In the vein of additional policy action, in this year’s Taking Stock, we also update our look at what other policies are required for the US to achieve its 2030 target under the Paris Agreement. Our previous Pathways to Paris reports quantified the impacts of a set of additional steps that all levels of government need to take to push US emissions to 50% below 2005 levels in 2030. In this report, we update key components of some of those policies to reflect the latest proposals from the federal government, and we find that reductions of 41-52% below 2005 levels are still possible—putting the 2030 Paris target within reach—but getting there won’t be easy. Federal actions that the Biden administration can take unilaterally and that can be achieved in the president’s first term only yield GHG reductions of 37-49% below 2005 levels, leaving the 2030 target out of reach. While critical, these federal regulatory policies will need to be paired with ambitious state actions. The IRA is the most substantial federal action the US has ever taken to combat climate change, but it was not intended to solve every decarbonization challenge in one bill. A sustained stream of federal and state actions is the only way to close the US emissions gap. While there is more activity at all levels of government than ever, the ramp-up of policy action required in the years ahead will be a substantial lift above and beyond the unprecedented actions of late.

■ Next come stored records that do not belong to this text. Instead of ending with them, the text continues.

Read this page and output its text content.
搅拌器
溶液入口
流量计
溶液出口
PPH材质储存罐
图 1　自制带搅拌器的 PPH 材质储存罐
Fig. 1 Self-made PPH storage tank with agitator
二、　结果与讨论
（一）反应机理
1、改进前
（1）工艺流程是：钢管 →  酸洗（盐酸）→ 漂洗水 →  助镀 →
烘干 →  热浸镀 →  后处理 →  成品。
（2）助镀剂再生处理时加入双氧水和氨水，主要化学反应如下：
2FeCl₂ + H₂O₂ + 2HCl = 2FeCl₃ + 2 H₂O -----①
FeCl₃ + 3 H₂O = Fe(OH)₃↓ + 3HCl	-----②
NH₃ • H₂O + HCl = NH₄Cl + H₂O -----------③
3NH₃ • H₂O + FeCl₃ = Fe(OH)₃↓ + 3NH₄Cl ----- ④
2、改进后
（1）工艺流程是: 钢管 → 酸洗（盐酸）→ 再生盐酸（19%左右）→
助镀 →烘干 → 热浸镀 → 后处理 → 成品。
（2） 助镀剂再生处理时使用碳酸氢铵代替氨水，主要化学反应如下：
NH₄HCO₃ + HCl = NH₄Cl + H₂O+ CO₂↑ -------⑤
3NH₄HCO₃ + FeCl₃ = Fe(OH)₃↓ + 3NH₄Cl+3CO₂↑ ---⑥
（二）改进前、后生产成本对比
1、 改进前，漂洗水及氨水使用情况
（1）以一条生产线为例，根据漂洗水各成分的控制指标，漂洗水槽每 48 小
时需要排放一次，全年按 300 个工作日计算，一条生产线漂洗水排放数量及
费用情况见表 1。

In the first two chapters of Taking Stock 2023, we account for changes in policy and energy market & economic conditions since last year’s edition. Chapter 3 shares our new projections under current policy, including key trends by sector, and in Chapter 4 we assess the path to the 2030 Paris Agreement target. As in years past, we provide our emissions projections at the 50-state level in all emitting sectors of the economy for all greenhouse gases for the three main emissions scenarios. This detailed data is available on the ClimateDeck, a partnership between Rhodium Group and Breakthrough Energy.